Buyer enquires increased by 15 per cent between December 2019 and January 2020, Rightmoves latest house price index shows. Average asking prices across the UK rose by 2.3 per cent over the same time frame. Jeremy Leaf told Mortgage Strategy: “Although Rightmove looks at asking rather than selling prices, they provide an important indicator of market activity. Asking prices can be notoriously unreliable, but these confirm what we have been seeing on the ground for the last month or so. Sellers inevitably are a little bit more optimistic at this time of year but it remains to be seen, probably by the end of January/beginning of February, whether these higher prices, much of which is driven by shortage of stock, actually turn into agreed prices and transactions”.

There was a 6.8% annual jump in residential transactions in the UK, according to official figures published this morning by HMRC. Jeremy Leaf told BBC News: "transaction numbers are always a much better indicator of property market health than volatile house prices. These figures are encouraging because they show an increase in transactions in December, up on November and the previous year.
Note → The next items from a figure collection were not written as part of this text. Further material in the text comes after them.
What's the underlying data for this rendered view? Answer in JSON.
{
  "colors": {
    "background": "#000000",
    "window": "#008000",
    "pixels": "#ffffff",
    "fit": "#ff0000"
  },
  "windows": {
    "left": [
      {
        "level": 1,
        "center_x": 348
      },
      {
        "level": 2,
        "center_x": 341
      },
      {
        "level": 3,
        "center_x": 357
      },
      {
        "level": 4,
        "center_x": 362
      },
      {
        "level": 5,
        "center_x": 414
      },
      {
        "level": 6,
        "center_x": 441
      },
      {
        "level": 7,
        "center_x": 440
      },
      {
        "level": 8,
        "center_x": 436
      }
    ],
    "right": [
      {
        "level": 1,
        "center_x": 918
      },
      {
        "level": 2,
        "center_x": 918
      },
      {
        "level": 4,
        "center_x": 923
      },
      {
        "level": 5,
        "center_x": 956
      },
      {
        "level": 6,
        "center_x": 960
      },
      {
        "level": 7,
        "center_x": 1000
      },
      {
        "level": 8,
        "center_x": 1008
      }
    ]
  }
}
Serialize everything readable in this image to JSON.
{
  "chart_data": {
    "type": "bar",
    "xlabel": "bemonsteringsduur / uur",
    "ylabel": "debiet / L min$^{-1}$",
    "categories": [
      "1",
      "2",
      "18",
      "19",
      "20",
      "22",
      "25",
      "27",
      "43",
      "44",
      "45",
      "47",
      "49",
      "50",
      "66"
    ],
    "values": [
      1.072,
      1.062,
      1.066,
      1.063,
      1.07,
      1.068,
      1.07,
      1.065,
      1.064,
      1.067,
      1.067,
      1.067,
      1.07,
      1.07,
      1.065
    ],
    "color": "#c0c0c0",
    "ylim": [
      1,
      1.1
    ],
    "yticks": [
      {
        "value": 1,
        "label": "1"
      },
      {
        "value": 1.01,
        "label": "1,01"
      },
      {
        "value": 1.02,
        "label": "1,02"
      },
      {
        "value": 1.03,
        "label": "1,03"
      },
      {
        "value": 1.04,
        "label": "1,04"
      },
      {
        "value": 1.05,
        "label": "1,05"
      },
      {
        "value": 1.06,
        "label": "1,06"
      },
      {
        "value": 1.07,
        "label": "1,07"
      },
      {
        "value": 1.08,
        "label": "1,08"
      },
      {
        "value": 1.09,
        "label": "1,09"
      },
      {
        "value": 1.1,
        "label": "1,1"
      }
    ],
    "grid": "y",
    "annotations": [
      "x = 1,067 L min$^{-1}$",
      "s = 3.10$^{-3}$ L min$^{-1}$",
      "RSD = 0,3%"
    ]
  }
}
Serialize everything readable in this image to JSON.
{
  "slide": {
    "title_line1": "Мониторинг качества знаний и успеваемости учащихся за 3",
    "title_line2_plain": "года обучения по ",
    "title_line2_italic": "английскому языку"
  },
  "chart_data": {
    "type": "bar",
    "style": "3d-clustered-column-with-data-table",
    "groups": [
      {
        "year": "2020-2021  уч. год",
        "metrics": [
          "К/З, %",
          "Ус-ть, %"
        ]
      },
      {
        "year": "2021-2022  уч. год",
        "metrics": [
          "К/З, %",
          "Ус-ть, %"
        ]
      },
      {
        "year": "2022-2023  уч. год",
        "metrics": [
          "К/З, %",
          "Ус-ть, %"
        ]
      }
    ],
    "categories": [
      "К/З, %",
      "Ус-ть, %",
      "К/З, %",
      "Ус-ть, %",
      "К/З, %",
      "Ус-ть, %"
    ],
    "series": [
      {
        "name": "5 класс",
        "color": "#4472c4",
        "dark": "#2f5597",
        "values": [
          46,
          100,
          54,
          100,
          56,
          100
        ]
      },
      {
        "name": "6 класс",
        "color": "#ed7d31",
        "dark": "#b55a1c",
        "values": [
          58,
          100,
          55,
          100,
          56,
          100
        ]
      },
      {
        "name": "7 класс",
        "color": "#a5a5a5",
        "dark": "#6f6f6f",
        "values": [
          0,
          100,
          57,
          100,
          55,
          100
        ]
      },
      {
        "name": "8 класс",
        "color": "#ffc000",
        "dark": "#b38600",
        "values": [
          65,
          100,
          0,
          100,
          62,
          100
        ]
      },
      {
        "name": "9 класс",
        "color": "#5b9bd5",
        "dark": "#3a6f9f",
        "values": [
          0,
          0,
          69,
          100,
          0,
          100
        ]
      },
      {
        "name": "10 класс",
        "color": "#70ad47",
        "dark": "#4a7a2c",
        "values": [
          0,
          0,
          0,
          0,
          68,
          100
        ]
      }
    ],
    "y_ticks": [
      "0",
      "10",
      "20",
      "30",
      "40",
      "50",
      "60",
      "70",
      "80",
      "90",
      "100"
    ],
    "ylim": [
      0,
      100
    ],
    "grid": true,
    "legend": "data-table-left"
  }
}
While HMRC advises caution and not to get too carried away, it’s certainly a positive, particularly as the impact of the general election is yet to be felt on transaction numbers”.

Annual house price growth across the UK jumped to a 14-month high in January as confidence returned to the housing market following the general election. Jeremy Leaf told The Guardian: “The real test for the market will come in February and March when we will see if that interest translates into higher transaction levels. Prices are likely to continue to be underpinned by a shortage of supply and relatively low levels of housebuilding, while ongoing difficulties trying to raise deposits – evidenced by the struggles still facing first-time buyers – will keep demand in check”.

The number of mortgages being approved to home buyers jumped to its highest level in over two years in December 2019, Bank of England figures show. Jeremy Leaf told AOL Money: “home buyer confidence had been returning since before the election”.